The little tube was fascinating, and although there was no one in the next room yet, I could not resist the desire to keep on looking through it.
“Since you are so interested, Walter,” laughed Craig, “we’ll appoint you to take the first shift at watching. Meanwhile we may as well eat since we shall certainly have to pay. When you are tired or hungry I’ll take a turn.”
Kennedy and I had been taking turns at watching through the detectascope while Miss Kendall told us more about how she had come to be associated with the organization to clean up New York.

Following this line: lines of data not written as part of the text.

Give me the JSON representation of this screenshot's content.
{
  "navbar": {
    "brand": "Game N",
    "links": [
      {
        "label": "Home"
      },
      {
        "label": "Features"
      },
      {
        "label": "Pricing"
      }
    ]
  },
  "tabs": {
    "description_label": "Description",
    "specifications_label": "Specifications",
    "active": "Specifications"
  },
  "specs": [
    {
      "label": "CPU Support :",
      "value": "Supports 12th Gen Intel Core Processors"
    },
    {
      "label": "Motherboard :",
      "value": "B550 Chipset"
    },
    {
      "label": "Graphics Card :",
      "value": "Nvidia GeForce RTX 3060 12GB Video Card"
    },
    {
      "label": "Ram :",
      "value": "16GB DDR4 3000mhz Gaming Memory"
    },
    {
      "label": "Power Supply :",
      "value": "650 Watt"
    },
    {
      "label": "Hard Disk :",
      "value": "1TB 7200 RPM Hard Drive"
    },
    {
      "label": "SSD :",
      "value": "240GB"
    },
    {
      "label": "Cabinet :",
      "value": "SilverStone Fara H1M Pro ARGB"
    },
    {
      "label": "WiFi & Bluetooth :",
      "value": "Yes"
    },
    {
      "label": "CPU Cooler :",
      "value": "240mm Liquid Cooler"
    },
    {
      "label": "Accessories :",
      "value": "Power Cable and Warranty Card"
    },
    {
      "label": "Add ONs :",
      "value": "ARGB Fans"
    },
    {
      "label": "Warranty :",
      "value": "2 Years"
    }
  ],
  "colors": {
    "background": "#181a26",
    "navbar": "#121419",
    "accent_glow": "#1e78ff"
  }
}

“We have struck some delicate situations before,” she was saying, “times when it meant either that we must surrender and compromise the work of the investigation or offend an interest that might turn out to be more powerful than we realized. Our rule from the start was, ‘No Compromise.’ You know the moment you compromise with one, all the others hear it and it weakens your position. We’ve made some powerful enemies, but our idea is that as long as we keep perfectly straight and honest they will never be able to beat us. We shall win in the end, because so far it has never come to a show-down, when we appealed to the public itself, that the public had not risen and backed us strongly.”
I had come to have the utmost confidence in Clare Kendall and her frank way of handling a ticklish yet most important subject without fear or prudishness. There was a refreshing newness about her method. It was neither the holier-than-thou attitude of many religionists, nor the smug monopoly of all knowledge of the social worker, nor the brutal wantonness of the man or woman of the world who excuses everything “because it is human nature, always has been and always will be.”
“We have no illusions on the subject,” she pursued. “We don’t expect to change human nature until the individual standard changes. But we are convinced of this—and it is as far as we go and is what we are out to accomplish—and that is that we can, and are going to, smash protected, commercialized vice as one of the big businesses of New York.”
“Sh-h,” cautioned Kennedy, whose turn it happened to be just then to watch. “Someone has just entered the room.”
“Who is it?” I whispered eagerly.
“A man. I can’t see his face. His back is toward me, but there is something familiar about him. There—he is turning around. For Heaven’s sake—it’s Ike the Dropper!”
We had already recounted to Miss Kendall our experiences in following Dr. Harris to the black and tan joint and the meeting with Ike the Dropper.
“Then Ike the Dropper is the collector for the police or the politicians higher up,” she exclaimed under her breath. “If we learned nothing more, that would be enough. It would tell us whom to watch.”
Hastily we took turns at getting a good look at Ike through the wonderful little detectascope. Then Kennedy resumed his watch, whispering now and then what he saw. Apparently Ike had proceeded to make himself comfortable in the luxurious surroundings of the private dining-room, against the arrival of the graft payers.